We used to have two guinea pigs. That’s terribly politically incorrect–nowadays, they want to be called cavies, and you don’t “have” them, they live with you. So, these two cavies used to live with us. For some reason they chose to live in a little wire-framed apartment on a tabletop in our house, and I chose to bring them food every day, keep their water bottle filled, trim their nails, and so forth.
They were very nice roommates. They were always thrilled when I came home from work–they lived upstairs on the landing, but as soon as they heard my footsteps downstairs they would start racing around in their little wire-framed apartment wheeking at the top of their lungs. I would go up and speak to them and check on their water bottle, and then go out in the vacant lot next door and harvest some food for them. They loved to eat kudzu and this wild sweet pea vine that grew in the vacant lot. You have to be grateful for any animal that likes to eat kudzu, and they ate a lot of it. I could stuff their apartment so full of kudzu that it was essentially 8 cubic feet of solid foliage, and they would eat it down to nothing. Well, nothing but a double handful of what looked like black rice. That process would take about an hour. I’d covered the floor of their apartment with foot-square floor tiles, and I could take the shop-vac and vacuum up all the black rice without even removing the cavies first, so they were extremely low maintenance.

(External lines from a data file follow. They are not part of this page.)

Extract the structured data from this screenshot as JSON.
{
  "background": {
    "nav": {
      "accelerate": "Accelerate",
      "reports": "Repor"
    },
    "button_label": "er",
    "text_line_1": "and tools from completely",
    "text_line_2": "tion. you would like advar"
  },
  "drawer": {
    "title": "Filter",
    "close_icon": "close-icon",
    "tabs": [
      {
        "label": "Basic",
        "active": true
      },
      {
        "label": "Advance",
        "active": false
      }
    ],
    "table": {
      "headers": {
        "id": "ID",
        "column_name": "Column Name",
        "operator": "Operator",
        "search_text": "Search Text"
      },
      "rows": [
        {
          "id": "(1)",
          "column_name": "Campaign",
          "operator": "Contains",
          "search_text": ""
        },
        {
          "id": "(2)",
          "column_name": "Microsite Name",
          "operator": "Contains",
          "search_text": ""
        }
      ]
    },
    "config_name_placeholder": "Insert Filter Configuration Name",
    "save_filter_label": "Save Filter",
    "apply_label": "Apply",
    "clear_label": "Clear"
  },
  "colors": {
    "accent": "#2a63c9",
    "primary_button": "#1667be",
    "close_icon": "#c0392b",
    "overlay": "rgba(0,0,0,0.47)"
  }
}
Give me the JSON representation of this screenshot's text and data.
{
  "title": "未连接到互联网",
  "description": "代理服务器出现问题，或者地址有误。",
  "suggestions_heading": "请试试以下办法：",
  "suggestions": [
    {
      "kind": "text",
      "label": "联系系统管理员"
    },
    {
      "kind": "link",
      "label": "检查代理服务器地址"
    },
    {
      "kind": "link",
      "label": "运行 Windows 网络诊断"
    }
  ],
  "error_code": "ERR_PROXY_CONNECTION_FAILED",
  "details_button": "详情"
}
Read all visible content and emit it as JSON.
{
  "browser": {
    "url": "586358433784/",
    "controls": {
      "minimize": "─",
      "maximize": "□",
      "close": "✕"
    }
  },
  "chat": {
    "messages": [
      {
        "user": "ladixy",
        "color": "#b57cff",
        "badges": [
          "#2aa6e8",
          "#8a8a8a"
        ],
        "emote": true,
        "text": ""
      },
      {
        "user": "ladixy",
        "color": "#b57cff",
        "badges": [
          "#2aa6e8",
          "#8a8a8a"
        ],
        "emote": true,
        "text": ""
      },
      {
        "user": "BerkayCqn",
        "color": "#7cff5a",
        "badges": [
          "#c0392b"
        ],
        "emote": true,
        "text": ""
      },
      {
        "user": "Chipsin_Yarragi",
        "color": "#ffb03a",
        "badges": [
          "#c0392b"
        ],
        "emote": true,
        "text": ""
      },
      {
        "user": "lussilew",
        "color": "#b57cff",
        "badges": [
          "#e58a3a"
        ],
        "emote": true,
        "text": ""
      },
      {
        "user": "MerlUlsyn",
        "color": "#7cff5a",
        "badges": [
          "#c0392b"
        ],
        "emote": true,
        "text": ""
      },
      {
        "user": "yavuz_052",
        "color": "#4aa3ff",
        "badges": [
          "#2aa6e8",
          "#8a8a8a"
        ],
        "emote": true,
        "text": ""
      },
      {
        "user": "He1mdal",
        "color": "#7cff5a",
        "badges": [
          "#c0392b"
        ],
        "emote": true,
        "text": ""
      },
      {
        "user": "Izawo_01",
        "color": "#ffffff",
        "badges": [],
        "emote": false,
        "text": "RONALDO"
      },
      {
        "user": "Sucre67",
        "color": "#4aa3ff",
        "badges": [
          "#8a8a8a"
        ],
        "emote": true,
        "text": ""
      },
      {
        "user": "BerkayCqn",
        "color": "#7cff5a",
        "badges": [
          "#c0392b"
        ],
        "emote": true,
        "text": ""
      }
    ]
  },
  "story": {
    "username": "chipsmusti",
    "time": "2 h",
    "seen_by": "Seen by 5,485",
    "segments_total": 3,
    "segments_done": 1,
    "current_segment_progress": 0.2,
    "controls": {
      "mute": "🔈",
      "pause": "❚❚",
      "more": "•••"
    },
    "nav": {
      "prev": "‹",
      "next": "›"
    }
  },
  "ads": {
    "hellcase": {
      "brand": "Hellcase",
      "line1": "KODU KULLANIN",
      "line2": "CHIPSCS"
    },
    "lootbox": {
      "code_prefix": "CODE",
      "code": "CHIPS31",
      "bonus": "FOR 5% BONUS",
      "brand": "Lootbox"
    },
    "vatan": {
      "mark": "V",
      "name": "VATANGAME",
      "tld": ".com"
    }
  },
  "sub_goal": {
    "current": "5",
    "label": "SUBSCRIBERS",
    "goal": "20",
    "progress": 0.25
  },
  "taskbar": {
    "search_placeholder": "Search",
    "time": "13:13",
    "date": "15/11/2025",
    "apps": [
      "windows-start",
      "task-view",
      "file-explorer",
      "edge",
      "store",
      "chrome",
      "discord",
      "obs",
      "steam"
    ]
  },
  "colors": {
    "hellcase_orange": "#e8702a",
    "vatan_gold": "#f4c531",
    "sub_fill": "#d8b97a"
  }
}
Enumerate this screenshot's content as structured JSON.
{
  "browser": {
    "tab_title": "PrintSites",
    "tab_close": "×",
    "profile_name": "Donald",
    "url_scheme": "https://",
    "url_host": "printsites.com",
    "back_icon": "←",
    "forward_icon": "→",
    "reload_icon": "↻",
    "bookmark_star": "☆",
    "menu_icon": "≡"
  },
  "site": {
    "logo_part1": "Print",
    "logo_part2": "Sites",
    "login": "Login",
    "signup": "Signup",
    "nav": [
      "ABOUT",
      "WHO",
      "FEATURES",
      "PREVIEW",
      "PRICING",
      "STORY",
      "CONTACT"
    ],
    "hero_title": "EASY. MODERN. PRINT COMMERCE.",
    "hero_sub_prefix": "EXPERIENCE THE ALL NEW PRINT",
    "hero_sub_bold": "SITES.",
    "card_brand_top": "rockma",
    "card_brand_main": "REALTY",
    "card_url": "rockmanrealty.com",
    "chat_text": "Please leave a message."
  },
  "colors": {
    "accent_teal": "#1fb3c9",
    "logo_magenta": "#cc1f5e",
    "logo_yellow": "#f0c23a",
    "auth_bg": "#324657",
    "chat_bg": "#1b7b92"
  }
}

When the cavies were little they were seriously full of energy, and the little wire-framed apartment was too little for them to expend it all. I was told exercise wheels weren’t good for them because they have weak backs, so what we would do is take them out of there and turn them loose in the hallway in a maze the kids would build out of oversized cardboard bricks. They seemed to love that maze–they’d race around in it, occasionally figuring out they could climb over the bricks or plow right through them, but mostly following the laid-out passageways. It was wonderfully calming to sit on the stairs and watch the cavies investigate a new maze.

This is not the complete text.